We can use this information to omit variants that have a high degree of missingness.
```{r}
myMiss <- apply(dp, MARGIN = 1, function(x){ sum( is.na(x) ) } )
myMiss <- myMiss / ncol(dp)
vcf <- vcf[myMiss < 0.2, ]
vcf
```
```{r}
dp <- extract.gt(vcf, element = "DP", as.numeric=TRUE)
heatmap.bp(dp[1:1000,], rlabels = FALSE)
```
## Summary.
Through omitting samples and variants with a high degree of missingness we have taken a dataset that was over 35 percent missing data to a dataset that is now below ten percent missing data.
We've also reduced tha sample size from 61 samples to 41.

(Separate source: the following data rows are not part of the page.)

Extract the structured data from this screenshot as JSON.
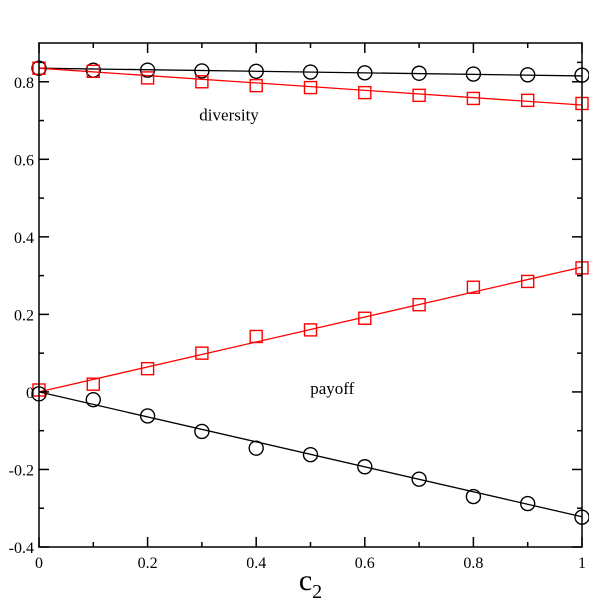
{
  "chart_data": {
    "type": "line",
    "xlabel_main": "c",
    "xlabel_sub": "2",
    "xlim": [
      0,
      1
    ],
    "ylim": [
      -0.4,
      0.9
    ],
    "xticks": [
      0,
      0.2,
      0.4,
      0.6,
      0.8,
      1
    ],
    "xtick_labels": [
      "0",
      "0.2",
      "0.4",
      "0.6",
      "0.8",
      "1"
    ],
    "yticks": [
      -0.4,
      -0.2,
      0,
      0.2,
      0.4,
      0.6,
      0.8
    ],
    "ytick_labels": [
      "-0.4",
      "-0.2",
      "0",
      "0.2",
      "0.4",
      "0.6",
      "0.8"
    ],
    "grid": false,
    "annotations": [
      {
        "text": "diversity",
        "x": 0.35,
        "y": 0.7
      },
      {
        "text": "payoff",
        "x": 0.54,
        "y": -0.005
      }
    ],
    "series": [
      {
        "marker": "circle",
        "color": "#000000",
        "x": [
          0,
          0.1,
          0.2,
          0.3,
          0.4,
          0.5,
          0.6,
          0.7,
          0.8,
          0.9,
          1
        ],
        "values": [
          0.835,
          0.83,
          0.83,
          0.828,
          0.827,
          0.825,
          0.823,
          0.822,
          0.82,
          0.818,
          0.817
        ],
        "fit": [
          [
            0,
            0.835
          ],
          [
            1,
            0.815
          ]
        ]
      },
      {
        "marker": "square",
        "color": "#ff0000",
        "x": [
          0,
          0.1,
          0.2,
          0.3,
          0.4,
          0.5,
          0.6,
          0.7,
          0.8,
          0.9,
          1
        ],
        "values": [
          0.835,
          0.827,
          0.81,
          0.8,
          0.79,
          0.785,
          0.772,
          0.765,
          0.757,
          0.752,
          0.744
        ],
        "fit": [
          [
            0,
            0.835
          ],
          [
            1,
            0.74
          ]
        ]
      },
      {
        "marker": "square",
        "color": "#ff0000",
        "x": [
          0,
          0.1,
          0.2,
          0.3,
          0.4,
          0.5,
          0.6,
          0.7,
          0.8,
          0.9,
          1
        ],
        "values": [
          0.005,
          0.02,
          0.06,
          0.1,
          0.143,
          0.16,
          0.19,
          0.225,
          0.27,
          0.285,
          0.32
        ],
        "fit": [
          [
            0,
            0.0
          ],
          [
            1,
            0.322
          ]
        ]
      },
      {
        "marker": "circle",
        "color": "#000000",
        "x": [
          0,
          0.1,
          0.2,
          0.3,
          0.4,
          0.5,
          0.6,
          0.7,
          0.8,
          0.9,
          1
        ],
        "values": [
          -0.005,
          -0.02,
          -0.062,
          -0.102,
          -0.145,
          -0.162,
          -0.193,
          -0.225,
          -0.27,
          -0.288,
          -0.323
        ],
        "fit": [
          [
            0,
            0.0
          ],
          [
            1,
            -0.322
          ]
        ]
      }
    ]
  }
}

And we've reduced the number of variants from over 60 thousand to just below 20 thousand.
How important any particular sample or variant is will have to be determined base on the specifics of any particular project.
These actions have greatly improved the ratio of data to missing or low quality data in our dataset.
Through exploring thresholds that are different from those implemented here one may be able to improve on this more.
We can now proceed to downstream analyses of this dataset with greater confidence that the variants we are analyzing are of high quality.